2021-05-18 General

Vaccines

 I took a look at a paper about a South African trial of AstraZeneca — I think this is the final paper of the preprint I’d seen before — and it says that AZ is really crappy against B.1.351. I knew that, I preach that.

HOWEVER, something I hadn’t noticed before is that there were no severe cases in either the vax or placebo branches of the trial. That means we don’t just don’t know how much protection against severe disease the AZ vax gives.  Might be a lot, might not be.

Meanwhile, there is another paper about B.1.351 in hamsters (which are a good animal model).  It showed poorer antibody response against B.1.351 than to COVID Classic, but still the hamsters didn’t get very sick.

So maybe AZ isn’t quite as bad against B.1.351 as I thought. As someone who has gotten one dose of AZ so far, that makes me happy.


Something which makes me even happier is that a mix&match study in Spain says that AZ first dose/Pfizer second dose gives seven times more neutralizing (i.e. useful) antibodies than AZ for both doses! This does not mean that it’s seven times as effective (uh, that would be difficult), but it does mean that it is likely that AZ+Pfizer is more effective than AZ+AZ. I expected this, but it’s nice to get a piece of supporting evidence. 🙂


There is a really interesting article calling for more research at using live attenuated virus vaccines (LAV), for fast, cheap, poor-effectiveness-but-better-than-nothing responses to pandemics. It says that LAVs don’t just stimulate the B and T cells’ immunity, they also stimulate the innate immune system for a while against lots of pathogens. (For example, oral polio vaccination campaigns in West Africa have been associated with a 25% reduction in all-cause mortality.)

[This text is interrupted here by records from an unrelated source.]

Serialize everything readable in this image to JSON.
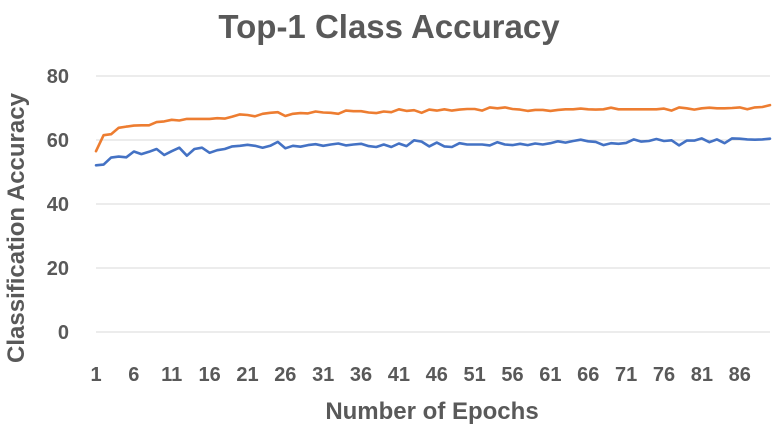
{
  "chart_data": {
    "type": "line",
    "title": "Top-1 Class Accuracy",
    "xlabel": "Number of Epochs",
    "ylabel": "Classification Accuracy",
    "ylim": [
      0,
      80
    ],
    "yticks": [
      0,
      20,
      40,
      60,
      80
    ],
    "xlim": [
      1,
      90
    ],
    "xticks": [
      1,
      6,
      11,
      16,
      21,
      26,
      31,
      36,
      41,
      46,
      51,
      56,
      61,
      66,
      71,
      76,
      81,
      86
    ],
    "grid": true,
    "legend": "none",
    "x": [
      1,
      2,
      3,
      4,
      5,
      6,
      7,
      8,
      9,
      10,
      11,
      12,
      13,
      14,
      15,
      16,
      17,
      18,
      19,
      20,
      21,
      22,
      23,
      24,
      25,
      26,
      27,
      28,
      29,
      30,
      31,
      32,
      33,
      34,
      35,
      36,
      37,
      38,
      39,
      40,
      41,
      42,
      43,
      44,
      45,
      46,
      47,
      48,
      49,
      50,
      51,
      52,
      53,
      54,
      55,
      56,
      57,
      58,
      59,
      60,
      61,
      62,
      63,
      64,
      65,
      66,
      67,
      68,
      69,
      70,
      71,
      72,
      73,
      74,
      75,
      76,
      77,
      78,
      79,
      80,
      81,
      82,
      83,
      84,
      85,
      86,
      87,
      88,
      89,
      90
    ],
    "series": [
      {
        "color": "#ed7d31",
        "values": [
          56.5,
          61.5,
          61.8,
          63.8,
          64.2,
          64.5,
          64.6,
          64.6,
          65.6,
          65.8,
          66.3,
          66.1,
          66.6,
          66.6,
          66.6,
          66.6,
          66.8,
          66.7,
          67.3,
          68.0,
          67.8,
          67.4,
          68.2,
          68.5,
          68.7,
          67.5,
          68.2,
          68.4,
          68.3,
          68.9,
          68.6,
          68.5,
          68.2,
          69.2,
          69.0,
          69.0,
          68.6,
          68.4,
          68.9,
          68.7,
          69.6,
          69.1,
          69.3,
          68.5,
          69.5,
          69.2,
          69.6,
          69.2,
          69.5,
          69.7,
          69.7,
          69.2,
          70.2,
          69.9,
          70.2,
          69.7,
          69.5,
          69.1,
          69.4,
          69.4,
          69.1,
          69.4,
          69.6,
          69.6,
          69.8,
          69.6,
          69.5,
          69.6,
          70.1,
          69.6,
          69.6,
          69.6,
          69.6,
          69.6,
          69.6,
          69.8,
          69.2,
          70.2,
          69.9,
          69.5,
          69.9,
          70.1,
          69.9,
          69.9,
          70.0,
          70.2,
          69.6,
          70.2,
          70.3,
          70.9
        ]
      },
      {
        "color": "#4472c4",
        "values": [
          52.1,
          52.3,
          54.5,
          54.8,
          54.6,
          56.4,
          55.6,
          56.3,
          57.2,
          55.3,
          56.5,
          57.6,
          55.1,
          57.2,
          57.6,
          56.0,
          56.8,
          57.2,
          58.0,
          58.2,
          58.5,
          58.2,
          57.6,
          58.2,
          59.4,
          57.4,
          58.2,
          57.9,
          58.4,
          58.7,
          58.2,
          58.6,
          58.9,
          58.3,
          58.6,
          58.8,
          58.1,
          57.8,
          58.6,
          57.8,
          58.9,
          58.1,
          59.9,
          59.5,
          58.0,
          59.2,
          58.0,
          57.8,
          59.0,
          58.6,
          58.6,
          58.6,
          58.3,
          59.3,
          58.6,
          58.4,
          58.8,
          58.4,
          58.9,
          58.6,
          59.0,
          59.6,
          59.2,
          59.7,
          60.1,
          59.6,
          59.4,
          58.4,
          59.0,
          58.8,
          59.1,
          60.2,
          59.5,
          59.7,
          60.3,
          59.7,
          59.9,
          58.3,
          59.8,
          59.8,
          60.5,
          59.3,
          60.2,
          59.0,
          60.5,
          60.4,
          60.2,
          60.1,
          60.2,
          60.4
        ]
      }
    ]
  }
}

Random LAVs’ protection isn’t as good as vaccines targeted to a specific disease, and the protection isn’t as long-lasting, but it does give some protection.

How do LAVs do this? We don’t know, this effect has not been studied much, hence the call for more research. But maybe next time a pandemic comes through, you should go get a measles booster.

Mitigation Measures

Something I missed while I was out: talks have started about reopening the Canada-US border. There’s no telling how long the discussions will take, but it’s interesting that they have at least started.

Seasonality

This article doesn’t think that the summer weather is going to (by itself) help the pandemic. NB: someone pointed out that article was from April 2020! Oops.

Border

Canadians can travel to the US without a quarantine to get vaccinated with a doctor’s note but they have to come IMMEDIATELY and DIRECTLY home (no stopping to buy milk!) and wear a mask in all public spaces for 14 days.